While I’m adding the phrase “special interest” to your list of linguistic folly (which I’m rather disappointed in myself for forgetting in the first go-around), I would point out that pandering to or actually being a “special interest” is a blanket charge that you tend to level at anyone to the left of Attila the Hun (to use the admittedly tired cliché), and you do so with neither evidence in your favor nor regard to what the charge actually means – or, for that matter, whether it is indeed a universally negative thing.  Thus, I feel it necessary to give you an education in something that, theoretically, you should have learned in junior high school; “special interests” are a guaranteed side-effect of representative government – and yes, occasionally an unfortunate one.  Are environmental organizations “special interests”?  Of course.  Are unions?  Yes.  Are civil rights groups?  Without any doubt, yes.  But you seem to forget that the NRA, the National Right to Life Foundation, and the AARP are as well, and no one – at least, no one serious – is proposing keeping any of these groups out of politics, and indeed the Constitution does and always has protected the right of Americans to assemble in groups for the purpose of political participation.
 
PNM, on the other hand, is not a special interest, nor is Ford, Exxon-Mobil, or Berkshire-Hathaway, and no matter how many PACs they wish to launder their money through, corporations are not voters, nor do they represent voters; their purpose is to turn a profit, while the previously-mentioned organizations exist to participate in the political process and represent the interests of their members.  The people who run corporations already have the exact same representation and opportunities for participation as any other citizen, and using their companies as a front to buy more influence than they are entitled to or than ordinary citizens – including their own employees – have the opportunity to is a corruption of our electoral process.  Period.
 
Before leveling wild charges at anyone who has ever had the temerity to disagree with you even once, perhaps you should take the approximately thirty seconds necessary to understand what it is you are actually objecting to, rather than arguing with phantasms.
 
All of that being said, I have to agree with Janice; a Constitutional amendment is overkill.

Dr. J21:26 March 21, 2012

Heath asks:  ”Sen. Tom Udall and others are proposing a constitutional amendment that would restore the government’s ability to regulate campaign finance. Do you support that proposal? Why or why not?” 
False, wrt being fair, objective and non-partisan, since Tom has nothing but partisan and biased motives for restricting donations by only conservative sources of funds, not his special interest, really IP you know this stuff.

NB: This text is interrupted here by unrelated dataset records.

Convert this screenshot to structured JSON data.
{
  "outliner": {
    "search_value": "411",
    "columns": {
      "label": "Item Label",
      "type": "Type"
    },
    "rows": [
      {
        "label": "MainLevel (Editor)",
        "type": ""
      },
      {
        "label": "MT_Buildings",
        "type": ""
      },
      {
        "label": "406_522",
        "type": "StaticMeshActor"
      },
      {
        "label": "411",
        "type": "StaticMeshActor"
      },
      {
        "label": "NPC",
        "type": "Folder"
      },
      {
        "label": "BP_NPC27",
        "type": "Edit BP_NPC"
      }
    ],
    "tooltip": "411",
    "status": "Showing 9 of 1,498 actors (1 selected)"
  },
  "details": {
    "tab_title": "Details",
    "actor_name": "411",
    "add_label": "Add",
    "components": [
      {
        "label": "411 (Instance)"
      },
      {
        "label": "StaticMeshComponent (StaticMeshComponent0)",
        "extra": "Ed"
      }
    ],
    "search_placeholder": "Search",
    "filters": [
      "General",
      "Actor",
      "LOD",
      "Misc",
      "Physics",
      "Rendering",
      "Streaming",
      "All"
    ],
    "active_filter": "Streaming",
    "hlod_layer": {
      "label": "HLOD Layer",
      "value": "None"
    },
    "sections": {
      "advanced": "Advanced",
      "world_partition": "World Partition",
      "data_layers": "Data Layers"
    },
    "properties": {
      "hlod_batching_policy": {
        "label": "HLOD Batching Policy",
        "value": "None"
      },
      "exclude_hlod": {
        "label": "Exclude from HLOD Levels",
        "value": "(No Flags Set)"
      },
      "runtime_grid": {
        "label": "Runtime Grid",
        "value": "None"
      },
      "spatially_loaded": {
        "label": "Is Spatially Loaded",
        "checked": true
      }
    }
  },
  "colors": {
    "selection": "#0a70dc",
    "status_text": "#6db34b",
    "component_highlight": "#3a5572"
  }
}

IcarusPhoenix17:50 March 21, 2012

Er, Dr. J, nowhere in the above article does Heath so much as allude to holding a specific opinion – one way or the other – on the fairness or objectivity of Senator Udall’s proposals.  Have you stepped so far away from the mere concept of objectivity yourself that you have actively decided that anyone not presenting information from a linguistic frame that conforms whole-heartedly to your specific biases is themselves being biased against those fantasies, or were you perhaps trying to make your still-as-yet-unsubstantiated opinions look rational by preemptively providing demonstrably-unnecessary advice?
 
Today’s additions to the “List of Words and Phrases Dr. J Frequently Misuses”:
-Objective
-Fair
-Bipartisan
 
They join previous inductees “ad hominem”, “left wing”, “liberal”, “Keynesian”, “discredited”, and “debunked” on this ever-growing list.

Dr. J12:59 March 21, 2012

Very interesting takes here, well done Heath.  But I would caution you in describing Udall’s and other left wing Democrats efforts as objective, unbiased toward their advantages with special interests, and “fair” to both parties.  They are not and were never intended to be bipartisan, only to entrench their special interest money while removing it for their opponents.  The devil is in the details of what would happen, and who would write and implement these “reforms” after an amendment passed.